Their mother Christina (nee Maciver), formerly of 25 Valtos, had lost two brothers in the first World War. Norman Maciver serving on a destroyer was swept overboard and lost in 1915 and Murdo Maciver in the Canadian Seaforths was killed in action in France 1916. Donald Macdonald, the father of the five young seamen had served in World War One and contracted malaria, which recurred often. Their uncle John Macdonald, who was in the Merchant Navy in 1939-45, was also a veteran of the 1914-18 war.

Two of the five brothers were lost at sea. Donald Norman, who was called up at the beginning of the war, was lost on HMS Gloucester off Crete in 1941 aged 23 and Murdo who had joined the Merchant Navy, was lost on the SS Empire Comet off Halifax, Nova Scotia in 1942 aged 21. This was the only family in Uig to lose two sons.

The family’s eldest son Duncan worked long hours as a labourer hauling stones to the many croft houses under construction in Valtos at the time.

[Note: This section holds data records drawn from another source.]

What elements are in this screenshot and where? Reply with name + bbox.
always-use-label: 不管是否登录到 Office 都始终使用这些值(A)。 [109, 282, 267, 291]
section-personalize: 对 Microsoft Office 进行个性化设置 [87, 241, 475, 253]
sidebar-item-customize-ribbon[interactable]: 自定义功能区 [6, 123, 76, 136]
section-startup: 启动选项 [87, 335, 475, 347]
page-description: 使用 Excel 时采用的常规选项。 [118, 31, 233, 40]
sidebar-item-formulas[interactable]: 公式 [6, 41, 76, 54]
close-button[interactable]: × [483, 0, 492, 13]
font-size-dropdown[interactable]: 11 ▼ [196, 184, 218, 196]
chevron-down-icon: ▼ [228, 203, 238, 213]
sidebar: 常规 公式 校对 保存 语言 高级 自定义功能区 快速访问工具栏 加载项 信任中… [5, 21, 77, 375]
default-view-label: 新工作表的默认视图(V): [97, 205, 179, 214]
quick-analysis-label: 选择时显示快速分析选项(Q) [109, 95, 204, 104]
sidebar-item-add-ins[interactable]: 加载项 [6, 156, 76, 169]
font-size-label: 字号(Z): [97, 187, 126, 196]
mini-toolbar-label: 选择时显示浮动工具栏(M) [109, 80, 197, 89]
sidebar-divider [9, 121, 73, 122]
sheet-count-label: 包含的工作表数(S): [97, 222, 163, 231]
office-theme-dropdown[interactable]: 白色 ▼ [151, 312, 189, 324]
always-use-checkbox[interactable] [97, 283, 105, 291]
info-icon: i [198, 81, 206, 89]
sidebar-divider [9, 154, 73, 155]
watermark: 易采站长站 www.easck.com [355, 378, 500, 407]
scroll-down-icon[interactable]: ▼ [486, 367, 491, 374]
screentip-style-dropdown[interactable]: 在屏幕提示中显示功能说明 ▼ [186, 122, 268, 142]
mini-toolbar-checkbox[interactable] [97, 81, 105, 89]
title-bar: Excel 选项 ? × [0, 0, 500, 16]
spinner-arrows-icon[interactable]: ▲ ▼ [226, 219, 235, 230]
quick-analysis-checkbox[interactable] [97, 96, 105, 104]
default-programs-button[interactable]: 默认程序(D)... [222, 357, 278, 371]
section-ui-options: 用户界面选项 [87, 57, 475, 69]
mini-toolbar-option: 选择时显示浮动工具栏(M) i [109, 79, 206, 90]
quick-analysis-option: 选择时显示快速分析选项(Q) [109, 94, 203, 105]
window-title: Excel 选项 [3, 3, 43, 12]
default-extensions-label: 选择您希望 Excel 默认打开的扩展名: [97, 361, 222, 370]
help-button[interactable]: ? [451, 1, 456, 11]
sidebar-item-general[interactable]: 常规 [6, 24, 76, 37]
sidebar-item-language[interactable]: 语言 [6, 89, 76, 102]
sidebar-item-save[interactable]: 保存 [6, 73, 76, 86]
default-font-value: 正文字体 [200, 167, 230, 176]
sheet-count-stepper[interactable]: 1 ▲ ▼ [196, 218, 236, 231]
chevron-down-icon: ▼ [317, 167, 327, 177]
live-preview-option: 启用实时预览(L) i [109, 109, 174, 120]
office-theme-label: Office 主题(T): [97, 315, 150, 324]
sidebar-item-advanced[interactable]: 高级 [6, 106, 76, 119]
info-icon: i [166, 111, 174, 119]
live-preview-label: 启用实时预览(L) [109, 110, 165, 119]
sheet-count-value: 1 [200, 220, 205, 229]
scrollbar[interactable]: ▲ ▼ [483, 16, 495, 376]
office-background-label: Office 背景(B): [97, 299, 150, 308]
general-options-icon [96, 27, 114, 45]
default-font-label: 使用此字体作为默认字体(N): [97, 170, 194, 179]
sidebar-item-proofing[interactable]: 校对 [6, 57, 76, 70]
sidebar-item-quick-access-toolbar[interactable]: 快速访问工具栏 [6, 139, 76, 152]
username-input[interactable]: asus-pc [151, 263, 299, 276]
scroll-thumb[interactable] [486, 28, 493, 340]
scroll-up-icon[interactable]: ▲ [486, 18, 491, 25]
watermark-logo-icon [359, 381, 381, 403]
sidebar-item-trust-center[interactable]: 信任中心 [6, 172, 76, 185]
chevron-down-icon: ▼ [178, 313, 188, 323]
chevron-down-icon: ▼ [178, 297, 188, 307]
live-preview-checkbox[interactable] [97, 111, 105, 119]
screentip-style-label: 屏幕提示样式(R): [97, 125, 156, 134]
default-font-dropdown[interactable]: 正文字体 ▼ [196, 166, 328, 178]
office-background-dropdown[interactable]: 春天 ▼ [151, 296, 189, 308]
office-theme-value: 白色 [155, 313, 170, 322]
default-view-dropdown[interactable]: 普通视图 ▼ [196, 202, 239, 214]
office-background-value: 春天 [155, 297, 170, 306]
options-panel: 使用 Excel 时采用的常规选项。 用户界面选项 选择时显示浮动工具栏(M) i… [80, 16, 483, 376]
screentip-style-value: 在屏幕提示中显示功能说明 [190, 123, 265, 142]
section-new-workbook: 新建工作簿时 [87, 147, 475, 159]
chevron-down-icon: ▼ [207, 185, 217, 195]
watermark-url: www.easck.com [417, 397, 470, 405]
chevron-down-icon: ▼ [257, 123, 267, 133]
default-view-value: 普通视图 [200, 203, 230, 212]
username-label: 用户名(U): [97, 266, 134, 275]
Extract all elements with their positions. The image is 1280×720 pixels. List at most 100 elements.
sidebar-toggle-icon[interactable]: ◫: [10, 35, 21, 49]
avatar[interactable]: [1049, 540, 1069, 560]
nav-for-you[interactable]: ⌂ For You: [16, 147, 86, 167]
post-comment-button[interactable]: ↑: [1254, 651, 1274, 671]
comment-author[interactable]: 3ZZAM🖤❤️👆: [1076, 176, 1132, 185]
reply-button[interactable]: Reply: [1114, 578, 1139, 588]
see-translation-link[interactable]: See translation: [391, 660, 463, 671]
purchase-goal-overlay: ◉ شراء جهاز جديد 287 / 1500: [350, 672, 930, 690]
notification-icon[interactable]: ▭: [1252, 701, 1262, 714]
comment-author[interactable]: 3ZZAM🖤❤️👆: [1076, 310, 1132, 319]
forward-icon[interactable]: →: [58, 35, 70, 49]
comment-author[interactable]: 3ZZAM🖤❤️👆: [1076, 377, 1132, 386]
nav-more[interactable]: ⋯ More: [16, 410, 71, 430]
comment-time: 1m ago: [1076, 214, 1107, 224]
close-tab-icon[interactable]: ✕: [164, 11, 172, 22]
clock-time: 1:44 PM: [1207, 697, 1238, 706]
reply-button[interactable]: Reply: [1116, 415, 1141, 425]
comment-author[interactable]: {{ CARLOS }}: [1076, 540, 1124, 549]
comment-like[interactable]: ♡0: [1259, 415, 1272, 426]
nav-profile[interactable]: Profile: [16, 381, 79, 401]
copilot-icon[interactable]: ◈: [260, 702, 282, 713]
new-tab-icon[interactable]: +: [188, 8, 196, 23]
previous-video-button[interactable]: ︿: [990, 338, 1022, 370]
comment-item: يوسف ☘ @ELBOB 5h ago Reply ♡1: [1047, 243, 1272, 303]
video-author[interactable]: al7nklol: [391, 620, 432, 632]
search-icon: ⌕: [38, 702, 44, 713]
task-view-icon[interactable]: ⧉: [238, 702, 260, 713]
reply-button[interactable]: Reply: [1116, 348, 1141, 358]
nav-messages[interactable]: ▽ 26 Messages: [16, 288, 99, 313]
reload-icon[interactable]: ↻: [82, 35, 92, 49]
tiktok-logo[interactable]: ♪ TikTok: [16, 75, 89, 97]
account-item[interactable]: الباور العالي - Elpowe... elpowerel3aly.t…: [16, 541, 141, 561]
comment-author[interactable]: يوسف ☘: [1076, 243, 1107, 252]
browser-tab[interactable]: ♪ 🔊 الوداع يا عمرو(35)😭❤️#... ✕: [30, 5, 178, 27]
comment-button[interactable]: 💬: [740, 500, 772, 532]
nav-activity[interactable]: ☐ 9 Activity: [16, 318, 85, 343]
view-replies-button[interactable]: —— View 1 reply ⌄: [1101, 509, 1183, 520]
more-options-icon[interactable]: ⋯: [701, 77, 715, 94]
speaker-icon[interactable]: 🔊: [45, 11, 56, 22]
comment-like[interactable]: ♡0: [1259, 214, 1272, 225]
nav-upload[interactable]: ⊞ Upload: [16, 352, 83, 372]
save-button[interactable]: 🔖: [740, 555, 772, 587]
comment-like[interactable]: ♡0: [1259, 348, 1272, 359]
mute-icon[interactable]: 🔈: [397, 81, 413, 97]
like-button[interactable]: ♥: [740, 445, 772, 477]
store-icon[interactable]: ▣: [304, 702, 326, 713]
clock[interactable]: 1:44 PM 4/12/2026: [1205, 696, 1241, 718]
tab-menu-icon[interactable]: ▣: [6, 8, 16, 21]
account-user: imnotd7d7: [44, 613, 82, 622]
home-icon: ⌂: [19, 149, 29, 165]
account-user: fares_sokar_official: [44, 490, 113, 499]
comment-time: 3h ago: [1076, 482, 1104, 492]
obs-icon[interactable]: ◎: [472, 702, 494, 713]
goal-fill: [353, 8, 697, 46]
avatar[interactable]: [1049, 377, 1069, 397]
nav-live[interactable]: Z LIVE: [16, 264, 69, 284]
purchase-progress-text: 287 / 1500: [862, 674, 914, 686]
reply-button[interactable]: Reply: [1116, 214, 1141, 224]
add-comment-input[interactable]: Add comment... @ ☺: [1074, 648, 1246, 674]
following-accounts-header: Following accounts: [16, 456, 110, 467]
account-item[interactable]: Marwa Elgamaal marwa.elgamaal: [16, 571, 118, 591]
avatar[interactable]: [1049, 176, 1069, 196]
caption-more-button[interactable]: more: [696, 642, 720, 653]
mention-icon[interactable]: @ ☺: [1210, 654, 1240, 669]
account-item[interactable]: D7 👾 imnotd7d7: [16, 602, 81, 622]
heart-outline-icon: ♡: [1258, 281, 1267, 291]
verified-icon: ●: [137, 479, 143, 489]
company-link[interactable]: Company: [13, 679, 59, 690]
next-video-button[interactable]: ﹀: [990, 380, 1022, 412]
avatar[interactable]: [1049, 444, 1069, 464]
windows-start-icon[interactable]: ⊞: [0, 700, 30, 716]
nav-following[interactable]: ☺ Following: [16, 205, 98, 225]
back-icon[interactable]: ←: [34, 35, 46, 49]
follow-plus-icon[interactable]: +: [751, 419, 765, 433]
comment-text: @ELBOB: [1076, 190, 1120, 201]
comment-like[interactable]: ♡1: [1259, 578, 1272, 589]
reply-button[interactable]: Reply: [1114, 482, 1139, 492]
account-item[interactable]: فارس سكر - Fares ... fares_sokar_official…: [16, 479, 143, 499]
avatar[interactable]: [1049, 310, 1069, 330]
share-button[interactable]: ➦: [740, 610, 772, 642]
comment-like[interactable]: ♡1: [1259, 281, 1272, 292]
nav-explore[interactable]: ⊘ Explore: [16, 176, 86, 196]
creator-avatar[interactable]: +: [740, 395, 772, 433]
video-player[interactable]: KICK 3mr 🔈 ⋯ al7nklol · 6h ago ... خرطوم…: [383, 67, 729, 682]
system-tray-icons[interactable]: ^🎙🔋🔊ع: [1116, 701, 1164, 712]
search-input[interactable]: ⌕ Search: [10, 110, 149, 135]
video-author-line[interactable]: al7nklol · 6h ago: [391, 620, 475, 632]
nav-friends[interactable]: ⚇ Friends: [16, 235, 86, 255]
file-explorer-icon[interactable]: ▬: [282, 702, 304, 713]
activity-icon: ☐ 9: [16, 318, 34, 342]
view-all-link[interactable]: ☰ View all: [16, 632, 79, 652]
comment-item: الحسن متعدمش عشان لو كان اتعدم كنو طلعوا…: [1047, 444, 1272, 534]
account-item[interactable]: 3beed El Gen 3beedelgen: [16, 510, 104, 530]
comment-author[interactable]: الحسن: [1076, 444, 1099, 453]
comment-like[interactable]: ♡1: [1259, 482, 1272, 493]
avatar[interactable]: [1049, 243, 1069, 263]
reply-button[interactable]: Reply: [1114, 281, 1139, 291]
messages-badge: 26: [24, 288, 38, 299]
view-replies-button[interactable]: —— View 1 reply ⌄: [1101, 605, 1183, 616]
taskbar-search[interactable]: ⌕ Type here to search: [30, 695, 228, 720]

Duncan joined the Merchant Navy in 1935 at the age of twenty one and later as a reservist, was called up at the start of hostilities and was awarded the DSM (Distinguished Service Medal) while serving on HMS Welshman during the relief of Malta in 1942. HMS Welshman was sunk later that year in North Africa and Duncan joined the HMS Orion. After the war Duncan was a weaver and settled in Bragar, Lewis.

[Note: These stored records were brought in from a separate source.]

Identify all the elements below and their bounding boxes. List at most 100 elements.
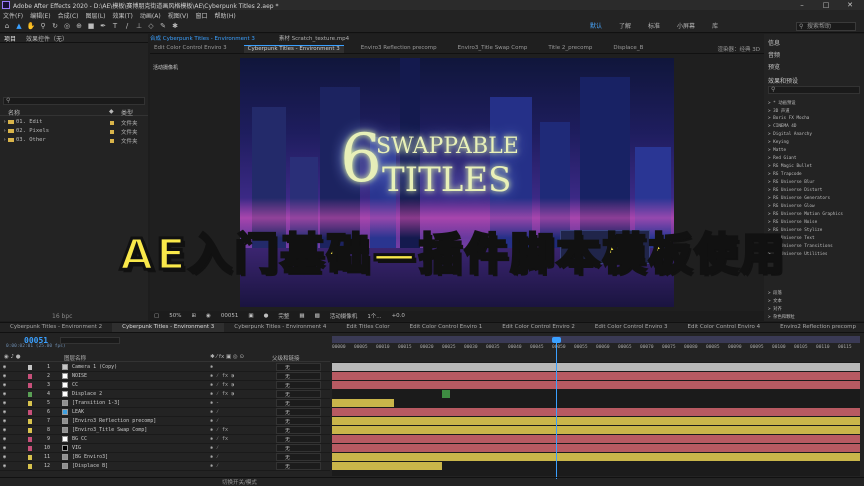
breadcrumb-item[interactable]: Edit Color Control Enviro 3 xyxy=(150,45,231,53)
effect-category[interactable]: > RG Trapcode xyxy=(768,172,802,177)
layer-row[interactable]: ◉ 9 BG CC ✱ ⁄ fx 无 xyxy=(0,435,330,444)
parent-dropdown[interactable]: 无 xyxy=(276,399,321,407)
grid-icon[interactable]: ⊞ xyxy=(191,313,196,319)
views-dropdown[interactable]: 1个... xyxy=(367,312,381,320)
hand-tool-icon[interactable]: ✋ xyxy=(26,21,36,31)
layer-bar[interactable] xyxy=(332,453,860,461)
bpc-toggle[interactable]: 16 bpc xyxy=(52,313,72,320)
project-item[interactable]: › 03. Other 文件夹 xyxy=(0,137,148,145)
layer-row[interactable]: ◉ 7 [Enviro3 Reflection precomp] ✱ ⁄ 无 xyxy=(0,417,330,426)
pan-behind-tool-icon[interactable]: ⊕ xyxy=(74,21,84,31)
timeline-tab-active[interactable]: Cyberpunk Titles - Environment 3 xyxy=(112,323,225,332)
rectangle-tool-icon[interactable]: ■ xyxy=(86,21,96,31)
timeline-tab[interactable]: Edit Color Control Enviro 1 xyxy=(400,323,493,332)
close-button[interactable]: ✕ xyxy=(838,0,862,10)
effect-category[interactable]: > Matte xyxy=(768,148,786,153)
layer-name[interactable]: [Enviro3_Title Swap Comp] xyxy=(72,427,147,433)
layer-row[interactable]: ◉ 8 [Enviro3_Title Swap Comp] ✱ ⁄ fx 无 xyxy=(0,426,330,435)
parent-dropdown[interactable]: 无 xyxy=(276,381,321,389)
timeline-tab[interactable]: Cyberpunk Titles - Environment 2 xyxy=(0,323,112,332)
layer-switches[interactable]: ✱ ⁄ xyxy=(210,409,219,415)
parent-dropdown[interactable]: 无 xyxy=(276,390,321,398)
menu-view[interactable]: 视图(V) xyxy=(168,11,189,20)
effect-category[interactable]: > 3D 声道 xyxy=(768,108,790,114)
info-panel-header[interactable]: 信息 xyxy=(768,38,780,47)
panel-item[interactable]: > 杂色和颗粒 xyxy=(768,314,795,320)
eye-icon[interactable]: ◉ xyxy=(3,373,6,379)
label-color[interactable] xyxy=(28,419,32,424)
layer-switches[interactable]: ✱ ⁄ fx xyxy=(210,436,228,442)
type-tool-icon[interactable]: T xyxy=(110,21,120,31)
minimize-button[interactable]: – xyxy=(790,0,814,10)
timeline-tab[interactable]: Edit Color Control Enviro 3 xyxy=(585,323,678,332)
menu-help[interactable]: 帮助(H) xyxy=(215,11,236,20)
eye-icon[interactable]: ◉ xyxy=(3,445,6,451)
roto-brush-tool-icon[interactable]: ✎ xyxy=(158,21,168,31)
workspace-libraries[interactable]: 库 xyxy=(712,21,718,30)
effect-category[interactable]: > RG Magic Bullet xyxy=(768,164,812,169)
layer-switches[interactable]: ✱ ⁄ xyxy=(210,418,219,424)
label-color[interactable] xyxy=(28,446,32,451)
layer-name[interactable]: [BG Enviro3] xyxy=(72,454,108,460)
parent-dropdown[interactable]: 无 xyxy=(276,435,321,443)
workspace-learn[interactable]: 了解 xyxy=(619,21,631,30)
eye-icon[interactable]: ◉ xyxy=(3,427,6,433)
menu-window[interactable]: 窗口 xyxy=(195,11,207,20)
effect-category[interactable]: > Keying xyxy=(768,140,789,145)
eye-icon[interactable]: ◉ xyxy=(3,436,6,442)
breadcrumb-item[interactable]: Displace_B xyxy=(609,45,647,53)
brush-tool-icon[interactable]: / xyxy=(122,21,132,31)
breadcrumb-item[interactable]: Title 2_precomp xyxy=(544,45,596,53)
breadcrumb-item[interactable]: Enviro3_Title Swap Comp xyxy=(454,45,532,53)
project-item[interactable]: › 01. Edit 文件夹 xyxy=(0,119,148,127)
layer-row[interactable]: ◉ 6 LEAK ✱ ⁄ 无 xyxy=(0,408,330,417)
project-item[interactable]: › 02. Pixels 文件夹 xyxy=(0,128,148,136)
layer-row[interactable]: ◉ 4 Displace 2 ✱ ⁄ fx ◑ 无 xyxy=(0,390,330,399)
layer-switches[interactable]: ✱ xyxy=(210,364,213,370)
layer-name[interactable]: Displace 2 xyxy=(72,391,102,397)
time-ruler[interactable]: 00000 00005 00010 00015 00020 00025 0003… xyxy=(332,345,864,357)
layer-switches[interactable]: ✱ ⁄ xyxy=(210,454,219,460)
effect-category[interactable]: > Boris FX Mocha xyxy=(768,116,809,121)
layer-bar[interactable] xyxy=(332,399,394,407)
label-color[interactable] xyxy=(28,437,32,442)
layer-switches[interactable]: ✱ ⁄ fx ◑ xyxy=(210,391,234,397)
current-frame-field[interactable]: 00051 xyxy=(221,313,239,319)
rotate-tool-icon[interactable]: ↻ xyxy=(50,21,60,31)
layer-name[interactable]: [Displace B] xyxy=(72,463,108,469)
layer-row[interactable]: ◉ 10 VIG ✱ ⁄ 无 xyxy=(0,444,330,453)
layer-bar[interactable] xyxy=(332,417,860,425)
timeline-tab[interactable]: Edit Titles Color xyxy=(336,323,399,332)
always-preview-icon[interactable]: ▢ xyxy=(154,313,159,319)
tab-composition[interactable]: 合成 Cyberpunk Titles - Environment 3 xyxy=(150,34,255,44)
menu-file[interactable]: 文件(F) xyxy=(3,11,23,20)
label-color[interactable] xyxy=(28,428,32,433)
expand-icon[interactable]: › xyxy=(3,128,6,134)
timeline-tab[interactable]: Enviro2 Reflection precomp xyxy=(770,323,864,332)
effect-category[interactable]: > Red Giant xyxy=(768,156,796,161)
timeline-tab[interactable]: Edit Color Control Enviro 4 xyxy=(678,323,771,332)
label-color[interactable] xyxy=(28,383,32,388)
search-help-input[interactable]: ⚲ 搜索帮助 xyxy=(796,22,856,31)
eye-icon[interactable]: ◉ xyxy=(3,382,6,388)
layer-switches[interactable]: ✱ ⁄ fx xyxy=(210,427,228,433)
layer-bar[interactable] xyxy=(332,381,860,389)
eraser-tool-icon[interactable]: ◇ xyxy=(146,21,156,31)
zoom-dropdown[interactable]: 50% xyxy=(169,313,181,319)
label-color[interactable] xyxy=(28,392,32,397)
layer-name[interactable]: LEAK xyxy=(72,409,84,415)
timeline-tab[interactable]: Cyberpunk Titles - Environment 4 xyxy=(224,323,336,332)
camera-dropdown[interactable]: 活动摄像机 xyxy=(330,312,358,320)
layer-name[interactable]: BG CC xyxy=(72,436,87,442)
clone-stamp-tool-icon[interactable]: ⊥ xyxy=(134,21,144,31)
layer-name[interactable]: NOISE xyxy=(72,373,87,379)
label-color[interactable] xyxy=(28,410,32,415)
column-parent[interactable]: 父级和链接 xyxy=(272,354,300,362)
color-channel-icon[interactable]: ● xyxy=(264,313,269,319)
zoom-tool-icon[interactable]: ⚲ xyxy=(38,21,48,31)
parent-dropdown[interactable]: 无 xyxy=(276,372,321,380)
parent-dropdown[interactable]: 无 xyxy=(276,408,321,416)
workspace-default[interactable]: 默认 xyxy=(590,21,602,30)
panel-item[interactable]: > 文本 xyxy=(768,298,782,304)
layer-row[interactable]: ◉ 1 Camera 1 (Copy) ✱ 无 xyxy=(0,363,330,372)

Norman Macdonald served on the Silicia and HMS Trouncer, an aircraft carrier built in America in 1940. Later when one of his own sons joined the Merchant Navy in 1966, his first ship was the Benrinnes he was amazed to find it was his father’s old ship the HMS Trouncer coverted back to a conventional cargo ship. After the war Norman returned to Uig and worked, at first, as an insurance agent, then for the Hydro, when the electricity came to Valtos in 1952. After that he worked on the building of the RAF Camp at Aird Uig and worked in the camp as a civilian until the camp closed in 1955. Norman was married in Valtos and died in 1989.

John Macdonald (Tochaidh) lived at the family croft at 22 Valtos and said: “I had an enlisting deferment for nine months as Donald Norman and Murdo had been lost, then I was enlisted in 1943. Murdo was called up and never returned, Donald Norman had one leave before he was lost. The only time I met my brother Norman during the war was in Glasgow, in my cousins house, Norman was going on leave and my leave was over.

“I remember the D-Day landings in France. I was on the Emphatic at Arromanches the part of the coast where the British were landing. I had been up all night and went to get my head down, suddenly the loud firing started and I couldn’t sleep. I went up on deck and saw the Orion about 20 metres away, my brother Duncan was on it. Another time the Orion was going into Malta and passed us on the way out. That was as close as I got to meeting Duncan during the war years.

“Duncan and Norman were demobbed at the end of the war, but as the Emphatic was an American tug crewed by British Merchant Navy men they didn’t send replacement crews and we were sent to the Philippines. It took me two years to get back, I was in Burma and Singapore and came back to Lewis in February 1947. I spent some time in the Merchant Navy, after that I was weaving at home. Then for ten years I worked on the road for the County Council until I retired. There is nobody left on the Valtos peninsula that served in the war except myself. There were no good times then.”

The picture shows Donald Macdonald (Domhnall Daoighear) and his wife Christina nee Maciver with their five sons, who served in World War Two. The picture was taken by a relative on 3 September 1939, the Sunday afternoon war was declared. This was to be the last time the family were together.